Abby Hardoon, founder and CEO of hosting company Daily.co.uk, looks at the adoption of the mobile web, the pay off for businesses that get it right and the reasons why some are slow on the uptake
It’s no secret that we are becoming a global community of smartphone worshipers. With year on year increases of adoption looking more and more like phone numbers, the mobile web is, without question, the new frontier for online business. And with any new frontier, there will be those who understand the terrain and find gold and those who don’t … and find rocks.
Web adoption itself, back in the 1990s and early 2000s, was, undoubtedly, a phenomenon. Developers dashed, money flowed, bubbles grew and investors got very rich, or very poor, very quickly. It was a time of mass conjecture about consumer demands and behaviour that spawned the greats such as Amazon, ebay and Google and spurned the not-so-greats – you might have to, er, Google boo and webvan.com.
The current speed of adoption of the mobile web is eight times faster. Yes, eight times. And it’s not just idle traffic either. Online consumers are no longer the wide-eyed wanderers who would marvel at a moving image on their computer screen, they are now informed, impatient and agile and the mobile web is rapidly becoming their new playground.
In a recent survey of mobile web users carried out by the Compuware Corporation; 71 per cent expected websites to load as quickly on their mobile phones as their desktops with 74 per cent only willing to wait five seconds or less for a page to load. 46 per cent would be unlikely to return to a website that they had trouble accessing via their phone and 34 per cent said they’d likely visit a competitor’s mobile site instead.So, what if you’re doing it right?
While the highly negative impact of an inadequate mobile presence is there to see, for businesses that are doing it right, it seems there is a similarly dramatic, positive pay off.
A recent study by web analytics solution, KISS Metrics, showed that a site optimised for mobiles is able to generate almost twice the average traffic per user than sites which haven’t. And it’s not just user engagement which is enhanced; the research suggested that, on average, visitors are 51per cent more likely to actually do business with an online retailer if it has a mobile site.
Given the compelling evidence on the benefits of mobile optimisation, it seems staggering then that, in a study carried out by Magus in partnership with Investis, still only 20 per cent of the UK’s largest corporations currently provide support for mobile devices.Slow on the uptake
The apparent lack of endeavour by business to go mobile seems to be predominantly due to;
- The sheer speed of growth of the mobile web which has meant that even larger businesses with strong strategic focus and awareness of the opportunities are struggling to keep pace with a domain that is evolving so rapidly.
- Businesses having to re-educate themselves and evaluate how to best transfer the functionality and consumer experience which has been developed for their desktop sites, to the different priorities and requirements of their mobile visitors.
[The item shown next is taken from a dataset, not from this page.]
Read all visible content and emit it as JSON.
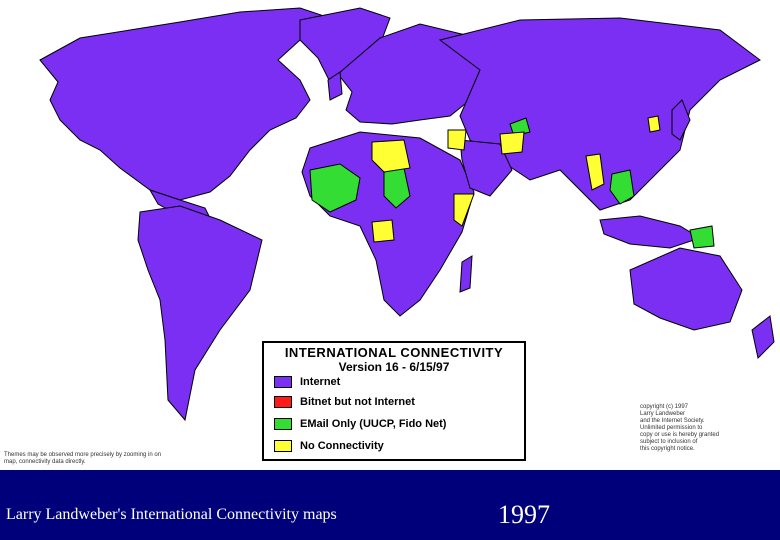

As is commonly the case, businesses with foresight who adopt early will see the greatest benefits in the gold rush. With the current speed of changes taking place with the mobile web, even brand new enterprises, which enter the field fully understanding the mobile game, will likely enjoy huge rewards while recognisable heavyweights who don’t catch on quickly enough, might well see themselves disappearing out of view.Go mobile now
Unlike the early days of web adoption where getting a company website up and running was potentially time consuming and costly, getting a mobile optimised site these days can be cheap and quick. Now a mobile site can be created from an existing website dynamically within minutes and then modified wherever required. While some businesses will want nothing less than a feature-laden bespoke solution, the DIY approach can ensure an almost immediate branded mobile presence.Create content with mobile in mind
Web content is, even now, commonly created with a one-size-fits-all mentality. In order to properly engage mobile customers, consideration must be given to creating stand-alone content which is mobile specific, tailored to the requirements and priorities of people on the move.Mobile marketing and strategies
Due to marketing to mobile users still being a relatively new technology, data remains scarce on its power and ROI but, with over 13 per cent (and growing rapidly) of all UK web traffic now coming via mobiles, it deserves serious consideration in any marketing strategy.
And if none of the above has convinced you, take it from someone who’s had his share of online success, Google CEO and Chairman of the Board Eric Schmidt who recently heralded “mobile first in everything” as the new rule at Google. Enough said.